This guide accompanies a lecture on cinematography and Citizen Kane. A guide for narrative elements and Kane may be found here.
- Answer before you watch: what do you know about the film Citizen Kane? What expectations (if any) do you have about the film?
- What type of mobile framing introduces us to Xanadu in those opening shots?
- What is the shot distance used when Kane utters his last word? Why do you think Welles decided on this framing?
- How does Welles use mobile framing to move the viewer into Susan Alexander’s nightclub?
- List at least three scenes that employ deep-focus cinematography.
- When does Welles use canted angles/levels? What is happening at this point onscreen? How does the cinematography enhance the situation?
- In the breakfast table montage above (during which Kane’s and Emily’s marriage deteriorates), Welles decompresses time via shot/reverse shot exchanges and what type of mobile framing technique?
- From what angle does Welles shoot the scene in which Leland is drunk and Kane has just lost the election? How does this cinematography contribute to the characters’ feelings, mentality, etc.?

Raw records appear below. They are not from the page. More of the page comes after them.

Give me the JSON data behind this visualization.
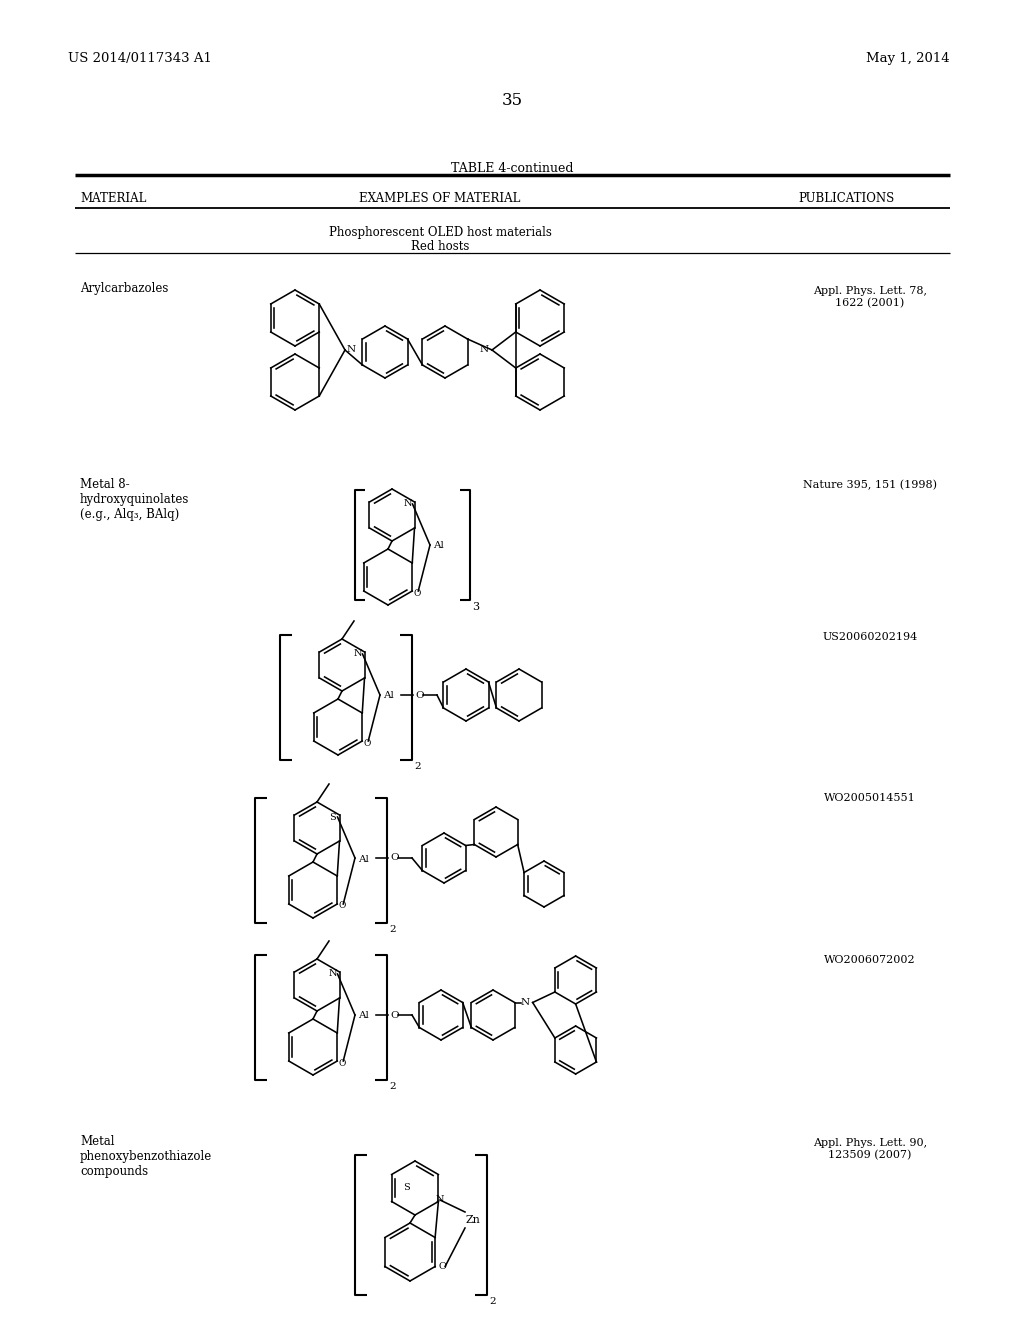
{
  "page_number": "35",
  "patent_number": "US 2014/0117343 A1",
  "patent_date": "May 1, 2014",
  "table_title": "TABLE 4-continued",
  "col1_header": "MATERIAL",
  "col2_header": "EXAMPLES OF MATERIAL",
  "col3_header": "PUBLICATIONS",
  "section_line1": "Phosphorescent OLED host materials",
  "section_line2": "Red hosts",
  "row1_material": "Arylcarbazoles",
  "row1_pub": "Appl. Phys. Lett. 78,\n1622 (2001)",
  "row2_material": "Metal 8-\nhydroxyquinolates\n(e.g., Alq₃, BAlq)",
  "row2_pub": "Nature 395, 151 (1998)",
  "row3_pub": "US20060202194",
  "row4_pub": "WO2005014551",
  "row5_pub": "WO2006072002",
  "row6_material": "Metal\nphenoxybenzothiazole\ncompounds",
  "row6_pub": "Appl. Phys. Lett. 90,\n123509 (2007)",
  "bg_color": "#ffffff",
  "text_color": "#000000"
}
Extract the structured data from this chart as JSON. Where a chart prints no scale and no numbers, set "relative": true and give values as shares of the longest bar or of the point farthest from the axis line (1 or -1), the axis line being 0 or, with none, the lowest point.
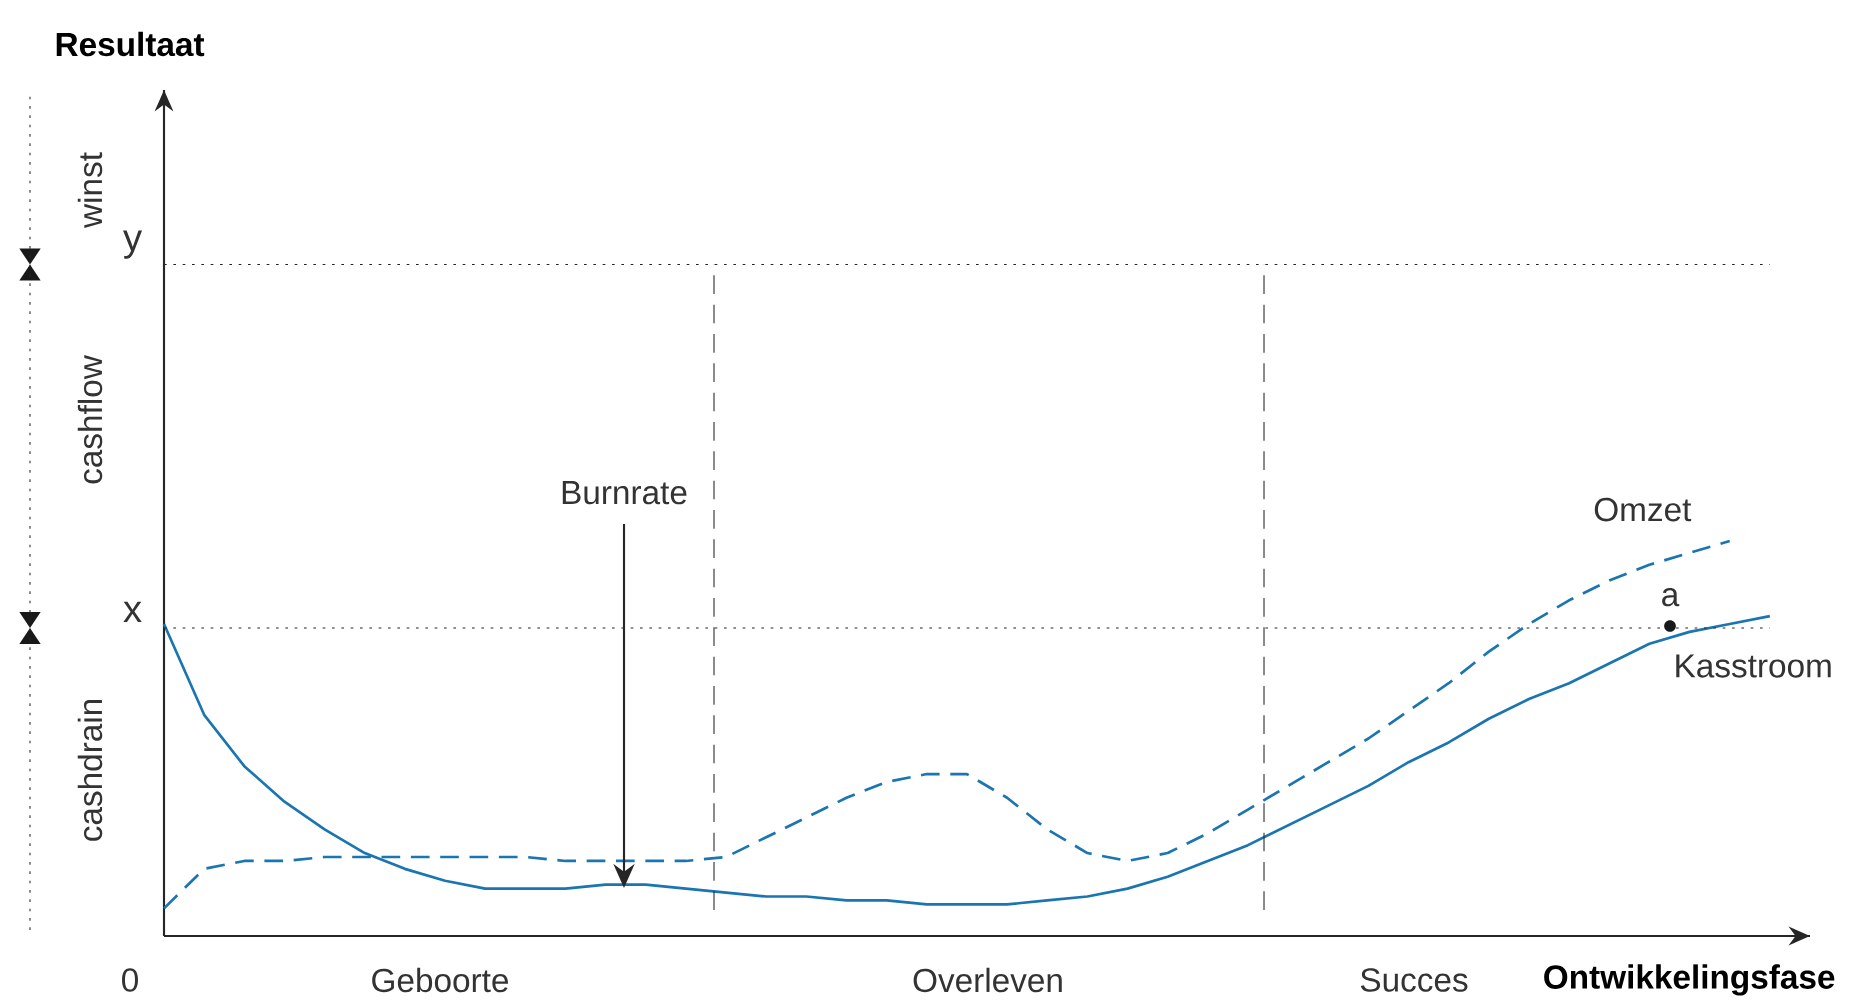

- Watch Welles’s camerawork throughout. How and when does his camera move? How does it connect characters, or does it?
- What shot distance does Welles use in the last shot of the film? Why do you think he decided on that distance?
- Answer after you watch: this film is constantly listed as #1 on the American Film Institute’s (AFI) list of Top 100 Greatest Films. After seeing the film in its entirety, can you think of any reason(s) why that is?